Es gibt viele andere Araber wie mich, die in Israel leben und arbeiten. Sie haben Freude am Leben, arbeiten, passen sich an und haben keine Probleme hier. Wenn Menschen Israel boykottieren, dann boykottieren Sie mich und alle anderen Araber, die hier leben und arbeiten.

 

Ich liebe meine Arbeit, die Freude meiner Kinder und ihre Liebe zu mir. Und ich liebe meine Kollegen und den Spaß mit ihnen und das freundliche Umfeld, das sie bieten. Ich genieße das alles und bin sehr glücklich darüber, erleben zu können, wie Kinder die arabische Sprache sprechen, die ich ihnen beibringe.

 

Ich lebe seit sechs Jahren in Be’er Sheva in einem Apartment zusammen mit zwei jüdischen Mitbewohnerinnen. Wir sind sehr glücklich hier und es wäre wirklich hart für mich zu gehen. Ich kann mir gar nicht vorstellen, irgendwann einmal zu gehen. Boykotts werden uns nur trennen und verletzen. Nur wenn wir zusammenarbeiten, können wir Frieden in unsere Zeit bringen.

 

Mosab Hassan Yousef:

 

Mein Name ist Mosab Hassan Yousef. Ich bin in Ramallah als Mitglied der Hamas aufgewachsen. Ich richte meine Worte an die palästinensische Autonomiebehörde, die von sich behauptet, die „alleinige legitime Vertretung“ des palästinensischen Volkes zu sein. Ich frage: Woher nehmen Sie diese Legitimität? Das palästinensische Volk hat Sie nicht gewählt, und es hat Sie nicht dazu veranlasst, von Ihnen vertreten zu werden. Sie haben sich selbst ernannt!

 

Sie tragen keine Verantwortlichkeit für Ihre eigenen Leute. Dies wird belegt durch Ihre totale Verletzung der Menschenrechte. Fakt ist, das palästinensische Individuum und seine menschliche Entwicklung ist Ihr geringstes Anliegen. Sie entführen palästinensische Studenten vom Campus und quälen sie in Ihren Gefängnissen. Sie quälen Ihre politischen Konkurrenten. Das Leiden des palästinensischen Volkes ist das Ergebnis Ihrer egoistischen politischen Interessen. Sie sind der größte Feind des palästinensischen Volkes.

 

Würde Israel nicht existieren, hätten Sie niemandem, dem Sie Schuld zuschieben könnten. Übernehmen Sie Verantwortung für die Ergebnisse Ihrer eigenen Handlungen.
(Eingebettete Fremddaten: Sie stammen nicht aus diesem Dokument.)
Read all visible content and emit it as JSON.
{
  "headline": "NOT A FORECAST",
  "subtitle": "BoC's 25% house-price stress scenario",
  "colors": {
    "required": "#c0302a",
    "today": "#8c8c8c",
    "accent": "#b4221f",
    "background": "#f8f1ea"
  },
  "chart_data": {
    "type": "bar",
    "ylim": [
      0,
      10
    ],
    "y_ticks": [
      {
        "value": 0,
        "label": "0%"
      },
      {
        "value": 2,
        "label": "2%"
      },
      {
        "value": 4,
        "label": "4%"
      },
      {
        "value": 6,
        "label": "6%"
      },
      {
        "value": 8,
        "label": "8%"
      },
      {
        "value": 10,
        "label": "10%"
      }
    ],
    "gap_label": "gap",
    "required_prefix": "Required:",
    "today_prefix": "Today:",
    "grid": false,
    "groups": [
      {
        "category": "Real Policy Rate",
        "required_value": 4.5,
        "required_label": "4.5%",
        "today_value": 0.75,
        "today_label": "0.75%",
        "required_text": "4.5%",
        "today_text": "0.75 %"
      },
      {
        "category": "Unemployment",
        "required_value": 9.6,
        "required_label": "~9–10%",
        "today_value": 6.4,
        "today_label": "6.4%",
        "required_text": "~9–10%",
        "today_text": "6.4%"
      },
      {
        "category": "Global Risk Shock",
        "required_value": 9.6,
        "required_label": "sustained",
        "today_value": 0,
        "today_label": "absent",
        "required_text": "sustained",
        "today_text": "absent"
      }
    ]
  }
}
Sie schüren die Flammen des Konflikts, um Ihre eigene missbräuchliche Macht zu erhalten. Sie benutzen sogar diese Plattform, um die internationale Gemeinschaft und die palästinensische Gesellschaft zu täuschen, um ihnen weiszumachen, Israel sei für die Probleme verantwortlich, die Sie selbst erschaffen haben.